Cette tribune a été publiée sur le site du Monde.
Nous avons déposé ce lundi 13 octobre à l’Assemblée nationale une proposition de loi transpartisane, préparée avec l’aide du constitutionnaliste Benjamin Morel, visant à établir en France un mode de scrutin proportionnel pour les élections législatives. Cette proposition de loi est également soutenue par de nombreux autres collègues députés des groupes Ensemble Pour la République, Démocrates, Socialistes, Ecologistes et Gauche Démocrate et Républicaine.
La crise que traverse le pays a de multiples dimensions mais sa dimension institutionnelle est centrale comme l’ont encore démontré, s’il en était besoin, les rebondissements des dernières semaines. Jusqu’ici la Cinquième République n’avait guère connu que des majorités claires à l’Assemblée nationale. Mais depuis 2022, ce « fait majoritaire » a disparu. Et les difficultés actuelles résultent pour une part non négligeable de la contradiction entre un mode de scrutin qui a été pensé pour dégager ces majorités claires et leur absence dans le paysage politique tel qu’il est.
Les résultats des élections de 2024 ne sont pas très différents en apparence de ce qu’aurait donné un scrutin proportionnel mais le fonctionnement de l’Assemblée reste surdéterminé par le scrutin majoritaire. Chaque député anticipe en effet que les prochaines élections se joueront avec les mêmes règles dans une logique bloc contre bloc. Ce qui empêche de rechercher efficacement les compromis indispensables. C’est cette contradiction qu’il faut lever en changeant de mode de scrutin.

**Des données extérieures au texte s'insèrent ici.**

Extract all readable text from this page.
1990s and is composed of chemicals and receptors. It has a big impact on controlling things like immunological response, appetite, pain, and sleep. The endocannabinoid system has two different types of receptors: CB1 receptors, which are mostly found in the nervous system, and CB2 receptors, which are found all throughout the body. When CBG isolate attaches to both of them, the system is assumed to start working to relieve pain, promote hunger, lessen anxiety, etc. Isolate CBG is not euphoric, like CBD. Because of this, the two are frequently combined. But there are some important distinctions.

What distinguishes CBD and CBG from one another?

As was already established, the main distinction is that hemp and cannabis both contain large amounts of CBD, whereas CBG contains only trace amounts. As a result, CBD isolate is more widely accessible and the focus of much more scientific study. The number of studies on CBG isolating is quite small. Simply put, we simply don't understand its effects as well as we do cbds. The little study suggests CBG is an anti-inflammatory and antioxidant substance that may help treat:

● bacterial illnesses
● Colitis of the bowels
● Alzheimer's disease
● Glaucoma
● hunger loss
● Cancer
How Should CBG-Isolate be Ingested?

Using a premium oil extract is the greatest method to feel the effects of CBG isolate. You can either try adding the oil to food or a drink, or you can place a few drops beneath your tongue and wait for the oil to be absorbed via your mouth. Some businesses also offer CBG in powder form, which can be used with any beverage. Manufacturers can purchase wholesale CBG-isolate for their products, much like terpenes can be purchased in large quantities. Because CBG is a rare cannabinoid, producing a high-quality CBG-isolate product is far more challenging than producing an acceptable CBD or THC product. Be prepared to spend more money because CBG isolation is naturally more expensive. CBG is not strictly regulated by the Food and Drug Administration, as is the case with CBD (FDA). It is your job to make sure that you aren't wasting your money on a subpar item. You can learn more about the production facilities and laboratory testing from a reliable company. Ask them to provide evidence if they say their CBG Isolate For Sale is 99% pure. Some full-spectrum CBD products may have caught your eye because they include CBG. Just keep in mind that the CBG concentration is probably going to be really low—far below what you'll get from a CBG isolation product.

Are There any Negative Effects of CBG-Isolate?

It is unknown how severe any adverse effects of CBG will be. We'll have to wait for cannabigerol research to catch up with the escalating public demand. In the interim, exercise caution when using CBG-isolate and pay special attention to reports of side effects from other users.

Un mode de scrutin proportionnel permet tout d’abord d’assurer que chaque voix compte sur tout le territoire, redonnant ainsi du sens à la participation des citoyens aux élections. Il assure une représentation conforme au choix des électeurs au sein de l’Assemblée nationale garantissant ainsi la justice électorale. Le scrutin proportionnel permet également aux citoyens de voter enfin « pour » les options de leur choix et non plus simplement « contre » celles qu’ils redoutent le plus. Il permet ensuite que les contrats de gouvernement se construisent, au vu et au su de tous autour de mesures susceptibles de recueillir réellement l’assentiment de la majorité des citoyens alors qu’aujourd’hui le système électoral donne les moyens d’imposer leurs choix à des forces qui restent en réalité minoritaires dans le pays. Le scrutin proportionnel contribue enfin à rééquilibrer les pouvoirs au sein de la Cinquième République en renforçant structurellement le rôle du Parlement. Le Président de la République devra en effet toujours composer avec une Assemblée qui ne sera plus à sa main. Le scrutin proportionnel permet enfin de renforcer la parité au sein de l’Assemblée.
De nombreuses modalités sont envisageables pour instaurer un scrutin proportionnel. Les Français restent cependant attachés à un ancrage territorial fort de leurs parlementaires. C’est la raison pour laquelle nous proposons d’associer des représentants élus au scrutin majoritaire dans des circonscriptions comme c’est le cas aujourd’hui et des députés élus sur des listes complémentaires nationales afin qu’au final l’Assemblée représente fidèlement les choix des électeurs. Des modes de scrutin de ce type existent depuis de longues années chez plusieurs de nos voisins. Concrètement, si un parti a reçu 20% des suffrages au niveau national, il doit se voir allouer 20% des sièges : si ses députés élus au scrutin majoritaire dans les circonscriptions représentent déjà 15% des sièges, alors on puisera sur sa liste complémentaire autant de candidats que nécessaires pour atteindre 20% des députés. Ce mode de scrutin permet de combiner la continuité avec le système actuel et le passage à une véritable représentation proportionnelle.
Il est grand temps pour la France de rejoindre l’ensemble de nos voisins européens qui ont tous recours à un scrutin de ce type pour constituer leurs assemblées législatives. On dit souvent que la proportionnelle mène à davantage d’instabilité gouvernementale que le scrutin majoritaire mais avec des modes de scrutin analogues à celui que nous proposons l’Allemagne a connu depuis 1958 24 gouvernements et 10 chefs de gouvernements et le Danemark 31 gouvernements et 12 chefs de gouvernement contre 47 gouvernements et 29 premiers ministres en France. Et la situation à laquelle nous sommes confrontés depuis trois ans suffit à prouver que le mode de scrutin actuel n’est plus en mesure d’engendrer la stabilité qu’il est censé garantir.
Nous sommes convaincus qu’il est possible de rassembler un consensus large autour d’une telle réforme. Elle ne permettra évidemment pas de résoudre à elle seule la crise actuelle, mais elle contribuera de manière substantielle à débloquer le pays.